PI: Corey Harper

Co-PI(s): N/A

University: Carnegie Mellon University

Industry partner: Healthy Ride

Transportation is a basic social and economic need, but most trips are done by car, which may not be environmentally sustainable with growing urban populations. Bike share systems have been deployed in many cities around the world and provide residents with a low-cost alternative to replace short car trips (i.e., trips within 3 miles). A key to success for shared bike systems is the effectiveness of rebalancing operations- or moving bikes from one location to another to increase utilization. However, these new services are still under development and accurately predicting demand remains an issue.

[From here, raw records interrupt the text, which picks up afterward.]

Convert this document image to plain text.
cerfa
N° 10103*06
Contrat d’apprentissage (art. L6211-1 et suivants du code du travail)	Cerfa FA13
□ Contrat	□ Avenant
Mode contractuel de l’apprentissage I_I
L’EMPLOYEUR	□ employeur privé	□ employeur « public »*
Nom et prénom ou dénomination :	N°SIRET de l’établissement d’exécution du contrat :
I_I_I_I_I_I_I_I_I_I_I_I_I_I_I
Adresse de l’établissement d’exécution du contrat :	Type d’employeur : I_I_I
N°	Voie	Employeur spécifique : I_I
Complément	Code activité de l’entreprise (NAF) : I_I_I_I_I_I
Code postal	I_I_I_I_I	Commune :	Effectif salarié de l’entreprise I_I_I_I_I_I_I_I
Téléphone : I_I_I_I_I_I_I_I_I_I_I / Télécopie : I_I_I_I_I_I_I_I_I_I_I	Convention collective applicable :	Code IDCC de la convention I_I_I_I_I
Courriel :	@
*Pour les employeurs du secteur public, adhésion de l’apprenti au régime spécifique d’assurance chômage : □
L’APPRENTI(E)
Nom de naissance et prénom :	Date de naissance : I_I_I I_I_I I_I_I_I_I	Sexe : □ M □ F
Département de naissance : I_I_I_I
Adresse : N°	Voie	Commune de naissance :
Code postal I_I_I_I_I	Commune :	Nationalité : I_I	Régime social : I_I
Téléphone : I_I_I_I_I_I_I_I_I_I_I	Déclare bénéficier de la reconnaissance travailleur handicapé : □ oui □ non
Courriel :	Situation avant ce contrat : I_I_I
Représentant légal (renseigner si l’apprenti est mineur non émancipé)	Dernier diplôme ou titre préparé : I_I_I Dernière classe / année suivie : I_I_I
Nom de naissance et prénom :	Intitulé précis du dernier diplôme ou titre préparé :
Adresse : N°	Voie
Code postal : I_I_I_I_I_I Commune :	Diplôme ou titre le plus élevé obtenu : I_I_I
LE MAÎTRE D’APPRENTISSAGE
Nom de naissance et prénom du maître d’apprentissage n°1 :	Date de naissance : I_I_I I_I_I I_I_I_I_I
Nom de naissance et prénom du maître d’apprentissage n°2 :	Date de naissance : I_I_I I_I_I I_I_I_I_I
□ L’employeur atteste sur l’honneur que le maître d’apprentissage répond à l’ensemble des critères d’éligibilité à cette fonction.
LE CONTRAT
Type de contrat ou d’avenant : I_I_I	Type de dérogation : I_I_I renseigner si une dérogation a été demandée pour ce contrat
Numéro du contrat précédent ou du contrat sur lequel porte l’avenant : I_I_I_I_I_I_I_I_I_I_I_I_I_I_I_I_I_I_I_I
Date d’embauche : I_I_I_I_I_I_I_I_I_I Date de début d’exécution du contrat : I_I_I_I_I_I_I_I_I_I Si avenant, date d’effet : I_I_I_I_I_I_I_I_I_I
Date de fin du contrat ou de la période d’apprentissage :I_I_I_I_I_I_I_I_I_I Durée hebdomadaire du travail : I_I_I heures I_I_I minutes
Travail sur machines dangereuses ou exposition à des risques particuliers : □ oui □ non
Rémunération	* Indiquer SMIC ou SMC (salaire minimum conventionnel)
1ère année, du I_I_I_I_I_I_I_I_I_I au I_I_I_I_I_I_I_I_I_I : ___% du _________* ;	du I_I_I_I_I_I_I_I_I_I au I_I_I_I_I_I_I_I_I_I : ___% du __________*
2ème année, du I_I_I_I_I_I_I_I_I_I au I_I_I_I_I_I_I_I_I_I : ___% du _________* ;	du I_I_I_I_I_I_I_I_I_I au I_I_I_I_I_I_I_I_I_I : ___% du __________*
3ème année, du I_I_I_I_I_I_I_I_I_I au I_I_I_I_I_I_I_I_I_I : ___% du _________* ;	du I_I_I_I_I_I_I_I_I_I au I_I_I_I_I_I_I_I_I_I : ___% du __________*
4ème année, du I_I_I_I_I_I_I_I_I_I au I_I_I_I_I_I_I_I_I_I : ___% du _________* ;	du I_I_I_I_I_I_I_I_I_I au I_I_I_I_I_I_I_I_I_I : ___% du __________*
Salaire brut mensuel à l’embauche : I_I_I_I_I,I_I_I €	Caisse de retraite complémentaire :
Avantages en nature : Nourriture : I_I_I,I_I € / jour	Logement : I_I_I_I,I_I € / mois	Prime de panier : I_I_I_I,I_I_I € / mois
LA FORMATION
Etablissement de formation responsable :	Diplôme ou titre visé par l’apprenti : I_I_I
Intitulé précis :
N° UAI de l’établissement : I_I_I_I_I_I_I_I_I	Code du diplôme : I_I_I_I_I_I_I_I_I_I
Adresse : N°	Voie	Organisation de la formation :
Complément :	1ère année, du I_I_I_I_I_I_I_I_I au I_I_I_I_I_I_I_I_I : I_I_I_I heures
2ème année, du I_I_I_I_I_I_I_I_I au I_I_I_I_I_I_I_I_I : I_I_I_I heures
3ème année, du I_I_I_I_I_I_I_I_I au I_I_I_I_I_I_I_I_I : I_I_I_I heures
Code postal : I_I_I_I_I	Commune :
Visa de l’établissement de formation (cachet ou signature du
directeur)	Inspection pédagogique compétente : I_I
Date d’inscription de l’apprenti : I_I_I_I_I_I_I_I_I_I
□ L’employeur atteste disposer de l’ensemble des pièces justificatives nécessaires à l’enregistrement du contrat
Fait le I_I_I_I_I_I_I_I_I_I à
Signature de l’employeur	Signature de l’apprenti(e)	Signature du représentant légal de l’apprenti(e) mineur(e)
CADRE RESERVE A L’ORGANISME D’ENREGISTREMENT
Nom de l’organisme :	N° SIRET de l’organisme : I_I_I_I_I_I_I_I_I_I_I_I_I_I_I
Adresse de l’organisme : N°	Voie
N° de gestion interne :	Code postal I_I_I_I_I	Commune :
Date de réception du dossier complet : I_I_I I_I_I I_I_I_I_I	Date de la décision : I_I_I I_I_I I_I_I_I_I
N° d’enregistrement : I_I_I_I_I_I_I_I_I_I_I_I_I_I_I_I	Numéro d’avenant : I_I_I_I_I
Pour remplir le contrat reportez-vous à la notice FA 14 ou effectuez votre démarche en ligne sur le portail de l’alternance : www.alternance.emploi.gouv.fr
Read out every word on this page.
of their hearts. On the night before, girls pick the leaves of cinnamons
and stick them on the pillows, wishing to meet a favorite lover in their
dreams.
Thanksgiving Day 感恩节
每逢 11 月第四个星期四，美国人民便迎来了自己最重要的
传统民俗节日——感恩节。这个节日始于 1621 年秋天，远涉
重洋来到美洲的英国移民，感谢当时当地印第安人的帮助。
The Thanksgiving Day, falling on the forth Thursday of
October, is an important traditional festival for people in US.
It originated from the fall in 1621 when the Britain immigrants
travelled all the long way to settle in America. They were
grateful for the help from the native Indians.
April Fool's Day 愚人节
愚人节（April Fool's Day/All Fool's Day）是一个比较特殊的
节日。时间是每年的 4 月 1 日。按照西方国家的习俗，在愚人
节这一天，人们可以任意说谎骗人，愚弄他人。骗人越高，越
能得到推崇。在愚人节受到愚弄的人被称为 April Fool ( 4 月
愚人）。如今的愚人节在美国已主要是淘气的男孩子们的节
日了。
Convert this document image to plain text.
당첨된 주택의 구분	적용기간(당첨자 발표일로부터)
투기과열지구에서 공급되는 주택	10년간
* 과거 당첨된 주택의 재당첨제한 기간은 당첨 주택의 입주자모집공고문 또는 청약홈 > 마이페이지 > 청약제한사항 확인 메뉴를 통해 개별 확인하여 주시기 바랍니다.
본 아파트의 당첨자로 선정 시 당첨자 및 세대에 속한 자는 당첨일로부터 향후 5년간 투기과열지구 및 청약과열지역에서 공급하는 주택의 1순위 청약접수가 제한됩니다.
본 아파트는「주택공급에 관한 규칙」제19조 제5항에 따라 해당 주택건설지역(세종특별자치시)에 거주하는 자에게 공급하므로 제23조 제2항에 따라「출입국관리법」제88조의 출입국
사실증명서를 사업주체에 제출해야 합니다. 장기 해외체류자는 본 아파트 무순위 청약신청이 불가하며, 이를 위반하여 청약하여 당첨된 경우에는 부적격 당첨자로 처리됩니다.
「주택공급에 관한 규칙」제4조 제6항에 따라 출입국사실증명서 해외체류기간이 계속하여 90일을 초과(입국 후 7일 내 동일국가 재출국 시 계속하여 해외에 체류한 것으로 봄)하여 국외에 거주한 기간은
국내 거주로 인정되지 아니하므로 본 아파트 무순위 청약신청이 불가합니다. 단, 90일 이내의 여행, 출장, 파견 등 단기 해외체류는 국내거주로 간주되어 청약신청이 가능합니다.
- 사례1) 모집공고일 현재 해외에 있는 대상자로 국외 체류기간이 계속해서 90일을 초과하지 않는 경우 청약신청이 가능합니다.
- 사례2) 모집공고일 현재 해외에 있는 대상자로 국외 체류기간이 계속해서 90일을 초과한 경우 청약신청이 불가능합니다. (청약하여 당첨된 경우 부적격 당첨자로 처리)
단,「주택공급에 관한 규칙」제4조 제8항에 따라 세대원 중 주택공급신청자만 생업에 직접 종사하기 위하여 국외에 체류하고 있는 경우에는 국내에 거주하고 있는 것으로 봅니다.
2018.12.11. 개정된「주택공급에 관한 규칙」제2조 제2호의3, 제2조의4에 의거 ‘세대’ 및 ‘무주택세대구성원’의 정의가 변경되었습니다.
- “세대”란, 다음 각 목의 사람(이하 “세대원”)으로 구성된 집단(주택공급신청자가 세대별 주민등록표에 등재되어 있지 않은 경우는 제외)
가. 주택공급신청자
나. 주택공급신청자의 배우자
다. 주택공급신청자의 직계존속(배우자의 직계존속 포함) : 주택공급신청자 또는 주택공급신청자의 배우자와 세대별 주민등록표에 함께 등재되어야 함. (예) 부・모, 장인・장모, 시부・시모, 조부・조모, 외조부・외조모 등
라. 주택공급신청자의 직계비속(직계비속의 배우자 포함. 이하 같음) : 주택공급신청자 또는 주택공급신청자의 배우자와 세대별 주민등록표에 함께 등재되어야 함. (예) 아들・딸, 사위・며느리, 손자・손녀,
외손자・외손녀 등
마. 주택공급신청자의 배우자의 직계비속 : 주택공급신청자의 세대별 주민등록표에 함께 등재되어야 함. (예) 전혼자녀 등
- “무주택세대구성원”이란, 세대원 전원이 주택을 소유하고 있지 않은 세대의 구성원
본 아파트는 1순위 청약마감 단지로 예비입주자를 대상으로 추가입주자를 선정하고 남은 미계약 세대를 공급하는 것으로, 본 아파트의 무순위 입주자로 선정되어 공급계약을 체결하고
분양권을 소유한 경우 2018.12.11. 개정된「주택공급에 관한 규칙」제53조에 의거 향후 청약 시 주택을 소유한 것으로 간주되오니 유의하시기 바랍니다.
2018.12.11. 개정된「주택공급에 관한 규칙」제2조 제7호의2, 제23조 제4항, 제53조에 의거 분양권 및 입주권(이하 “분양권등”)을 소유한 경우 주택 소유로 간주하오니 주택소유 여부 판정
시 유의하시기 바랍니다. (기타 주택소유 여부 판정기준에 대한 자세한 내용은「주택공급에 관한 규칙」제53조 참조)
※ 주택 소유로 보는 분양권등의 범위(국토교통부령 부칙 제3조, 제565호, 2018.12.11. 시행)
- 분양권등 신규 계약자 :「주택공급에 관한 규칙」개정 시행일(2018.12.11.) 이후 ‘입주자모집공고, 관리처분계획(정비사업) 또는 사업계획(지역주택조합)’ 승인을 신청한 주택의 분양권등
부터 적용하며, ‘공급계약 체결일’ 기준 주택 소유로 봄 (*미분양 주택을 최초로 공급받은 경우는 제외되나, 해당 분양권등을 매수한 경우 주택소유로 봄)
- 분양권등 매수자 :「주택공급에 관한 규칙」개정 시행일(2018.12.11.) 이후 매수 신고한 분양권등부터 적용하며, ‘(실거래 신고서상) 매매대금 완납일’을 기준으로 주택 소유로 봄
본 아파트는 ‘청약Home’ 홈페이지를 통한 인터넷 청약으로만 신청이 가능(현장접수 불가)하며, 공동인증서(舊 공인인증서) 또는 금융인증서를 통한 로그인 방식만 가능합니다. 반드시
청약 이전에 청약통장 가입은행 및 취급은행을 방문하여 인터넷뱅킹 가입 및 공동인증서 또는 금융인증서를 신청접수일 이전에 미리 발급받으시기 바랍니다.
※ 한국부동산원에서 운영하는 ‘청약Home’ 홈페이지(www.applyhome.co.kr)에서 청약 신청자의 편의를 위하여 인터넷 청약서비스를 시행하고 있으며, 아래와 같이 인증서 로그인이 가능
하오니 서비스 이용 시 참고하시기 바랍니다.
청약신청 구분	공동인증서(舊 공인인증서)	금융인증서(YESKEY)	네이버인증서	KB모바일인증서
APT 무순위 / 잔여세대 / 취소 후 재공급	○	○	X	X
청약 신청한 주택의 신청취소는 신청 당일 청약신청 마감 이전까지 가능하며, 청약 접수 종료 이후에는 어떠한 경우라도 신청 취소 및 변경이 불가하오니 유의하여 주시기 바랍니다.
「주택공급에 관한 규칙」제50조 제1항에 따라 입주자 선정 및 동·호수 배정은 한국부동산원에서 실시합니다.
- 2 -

The goals of this PITA proposal are to build a deployable model that: 1) mines and translates tweets into information useful for predicting bike share demand 2) incorporates Twitter messages and other relevant features into a machine learning tool to improve bike share demand prediction, and 3) conducts a proof-of-concept analysis and develops preliminary results to win an NSF Civil Infrastructure Systems proposal. This model will be developed in collaboration with Healthy Ride to assist them in making more informed rebalancing decisions, which will lead to improved economic viability by increasing overall system utilization and customer satisfaction in Pittsburgh, PA. This research is important and timely as cities look to reduce emissions and make the shift toward shared modes of transportation.